Windows & WSL2: zeroed CUDA tensors in spawned processes

taras-janea · June 13, 2025, 9:34am

Dear PyTorch Team,

Please help to find the root cause of the issue described below.

Issue description

Executing the following script using the PyTorch 2.7, CUDA 12.6:

import torch
import torch.multiprocessing as mp

def producer(shared_queue, producer_done, consumer_done):
    for i in range(1, 10):
        t = torch.tensor([i, i*2], device="cuda:0")
        print(f"#{i}: Tensor to send: {t}")
        shared_queue.put(t)
    producer_done.set()
    consumer_done.wait()

def consumer(shared_queue, producer_done, consumer_done):
    producer_done.wait()
    for i in range(1, 10):
        t = shared_queue.get()
        print(f"#{i}: Tensor received: {t}")

    consumer_done.set()

if __name__ == "__main__":

    mp.set_start_method("spawn", True)

    shared_queue = torch.multiprocessing.Queue()
    consumer_done = mp.Event()
    producer_done = mp.Event()

    producer_process = mp.Process(target=producer, args=(shared_queue, producer_done, consumer_done))
    consumer_process = mp.Process(target=consumer, args=(shared_queue, producer_done, consumer_done))
    
    producer_process.start()
    consumer_process.start()   
    producer_process.join()
    consumer_process.join()

constantly results in the same output on both Windows and WSL2 (Ubuntu 24.04):

#1: Tensor to send: tensor([1, 2], device='cuda:0')
#2: Tensor to send: tensor([0, 0], device='cuda:0')
#3: Tensor to send: tensor([3, 6], device='cuda:0')
#4: Tensor to send: tensor([4, 8], device='cuda:0')
#5: Tensor to send: tensor([ 5, 10], device='cuda:0')
#6: Tensor to send: tensor([ 6, 12], device='cuda:0')
#7: Tensor to send: tensor([ 7, 14], device='cuda:0')
#8: Tensor to send: tensor([ 8, 16], device='cuda:0')
#9: Tensor to send: tensor([ 9, 18], device='cuda:0')
#1: Tensor received: tensor([0, 0], device='cuda:0')
#2: Tensor received: tensor([0, 0], device='cuda:0')
#3: Tensor received: tensor([3, 6], device='cuda:0')
#4: Tensor received: tensor([4, 8], device='cuda:0')
#5: Tensor received: tensor([ 5, 10], device='cuda:0')
#6: Tensor received: tensor([ 6, 12], device='cuda:0')
#7: Tensor received: tensor([ 7, 14], device='cuda:0')
#8: Tensor received: tensor([ 8, 16], device='cuda:0')
#9: Tensor received: tensor([ 9, 18], device='cuda:0')

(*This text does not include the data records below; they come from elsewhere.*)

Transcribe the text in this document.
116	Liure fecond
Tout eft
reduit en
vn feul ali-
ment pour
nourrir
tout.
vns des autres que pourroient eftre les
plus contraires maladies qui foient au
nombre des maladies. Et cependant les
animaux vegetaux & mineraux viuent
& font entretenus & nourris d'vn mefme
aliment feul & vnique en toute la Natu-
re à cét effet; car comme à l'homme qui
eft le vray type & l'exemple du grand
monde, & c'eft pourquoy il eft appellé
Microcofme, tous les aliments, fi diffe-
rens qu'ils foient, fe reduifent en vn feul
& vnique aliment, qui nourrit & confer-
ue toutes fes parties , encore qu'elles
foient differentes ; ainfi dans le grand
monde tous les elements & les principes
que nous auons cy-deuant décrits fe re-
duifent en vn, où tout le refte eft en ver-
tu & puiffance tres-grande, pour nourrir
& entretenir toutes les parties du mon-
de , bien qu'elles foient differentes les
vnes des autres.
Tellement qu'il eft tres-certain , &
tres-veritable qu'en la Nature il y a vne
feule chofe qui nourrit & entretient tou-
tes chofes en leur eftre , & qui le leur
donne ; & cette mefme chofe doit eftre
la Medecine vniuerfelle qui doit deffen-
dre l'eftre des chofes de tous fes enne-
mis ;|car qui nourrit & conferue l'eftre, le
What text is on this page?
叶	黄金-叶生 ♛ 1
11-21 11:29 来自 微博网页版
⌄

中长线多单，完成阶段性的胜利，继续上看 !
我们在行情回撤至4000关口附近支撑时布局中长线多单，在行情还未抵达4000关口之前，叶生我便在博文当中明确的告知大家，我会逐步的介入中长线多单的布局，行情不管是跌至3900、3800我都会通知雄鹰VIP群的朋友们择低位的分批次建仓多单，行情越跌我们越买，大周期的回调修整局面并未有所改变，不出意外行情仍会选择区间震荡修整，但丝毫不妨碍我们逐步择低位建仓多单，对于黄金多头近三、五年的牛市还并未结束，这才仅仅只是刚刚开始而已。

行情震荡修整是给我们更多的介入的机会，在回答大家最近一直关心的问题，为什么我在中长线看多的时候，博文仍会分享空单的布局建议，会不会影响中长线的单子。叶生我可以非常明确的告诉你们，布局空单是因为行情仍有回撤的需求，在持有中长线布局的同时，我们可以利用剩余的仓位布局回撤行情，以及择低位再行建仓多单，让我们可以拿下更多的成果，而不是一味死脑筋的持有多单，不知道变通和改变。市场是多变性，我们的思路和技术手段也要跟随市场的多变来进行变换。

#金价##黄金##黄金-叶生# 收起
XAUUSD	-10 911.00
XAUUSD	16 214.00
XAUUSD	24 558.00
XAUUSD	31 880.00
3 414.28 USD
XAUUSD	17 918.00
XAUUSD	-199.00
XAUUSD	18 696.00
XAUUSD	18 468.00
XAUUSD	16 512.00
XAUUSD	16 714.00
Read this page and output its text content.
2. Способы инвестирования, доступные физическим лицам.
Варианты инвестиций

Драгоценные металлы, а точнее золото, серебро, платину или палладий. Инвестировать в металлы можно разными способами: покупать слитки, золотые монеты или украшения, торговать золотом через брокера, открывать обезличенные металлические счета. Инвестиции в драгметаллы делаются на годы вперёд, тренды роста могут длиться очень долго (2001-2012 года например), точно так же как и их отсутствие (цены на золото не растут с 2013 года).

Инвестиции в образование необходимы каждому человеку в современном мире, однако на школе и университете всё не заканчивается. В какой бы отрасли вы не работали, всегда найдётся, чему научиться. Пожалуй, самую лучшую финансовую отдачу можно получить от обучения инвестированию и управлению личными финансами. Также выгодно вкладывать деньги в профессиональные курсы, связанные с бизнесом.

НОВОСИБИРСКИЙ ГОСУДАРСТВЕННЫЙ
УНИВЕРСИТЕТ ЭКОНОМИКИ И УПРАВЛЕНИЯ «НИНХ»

The first two received tensors are zeroed, but not only received - also the second one that’s sent is zeroed as well. No issues on native Ubuntu setup.

Some findings

Documentation says that Windows FAQ — PyTorch 2.7 documentation sharing CUDA tensors is not supported;
There is a comment from peterjc123 that sharing CUDA tensors is not supported on Windows, but that was back 2018.
Unit tests for multiprocessing are disabled on Windows: pytorch/test/test_multiprocessing.py at 56b03df6ac5b4185a2b7b92f253565500a5b51ca · pytorch/pytorch · GitHub
Open topics that refer this issue:
Torch.multiprocessing on CUDA turns tensors to zeros
PyTorch multiprocessing with CUDA sets tensors to 0 - #11 by Skirlax
Issue with CUDA tensors shared between processes
Use torch.multiprocessing.queue with cuda tensor
PyTorch multiprocessing not sending CUDA tensors properly on Windows
Open similar topics:
Best practice to share CUDA tensors across multiprocess
CUDA tensors on multiprocessing queue
DataLoader multiprocessing with Dataset returning a CUDA tensor
Sharing CUDA tensor
DataLoader: is returning CUDA tensors always bad in distributed training?
Synchronization of CUDA operations between `multiprocess` processes
Allocate cuda tensor in subprocess - #5 by florin
Multiprocessing CUDA memory - #12 by PatrickNercessian
Using CUDA IPC memory handles in pytorch - #2 by colesbury
A call to torch.cuda.is_available makes an unrelated multi-processing computation crash?
Relevant GitHub issues:
torch.multiprocessing subprocess receives tensor with zeros rather than actual data · Issue #1015 · pytorch/examples · GitHub
Cuda tensor is zero when passed through multiprocessing queue · Issue #84994 · pytorch/pytorch · GitHub
Problems with initial communication between GPUs · Issue #56771 · pytorch/pytorch · GitHub
Parameters of cuda module zero out when used in multiprocessing · Issue #109094 · pytorch/pytorch · GitHub
Data corruption when reading data as CUDA tensor from a different process · Issue #134273 · pytorch/pytorch · GitHub
Unexpected behaviour with shared modules in multiprocessing on WSL2 · Issue #112340 · pytorch/pytorch · GitHub

Thank you in advance for your assistance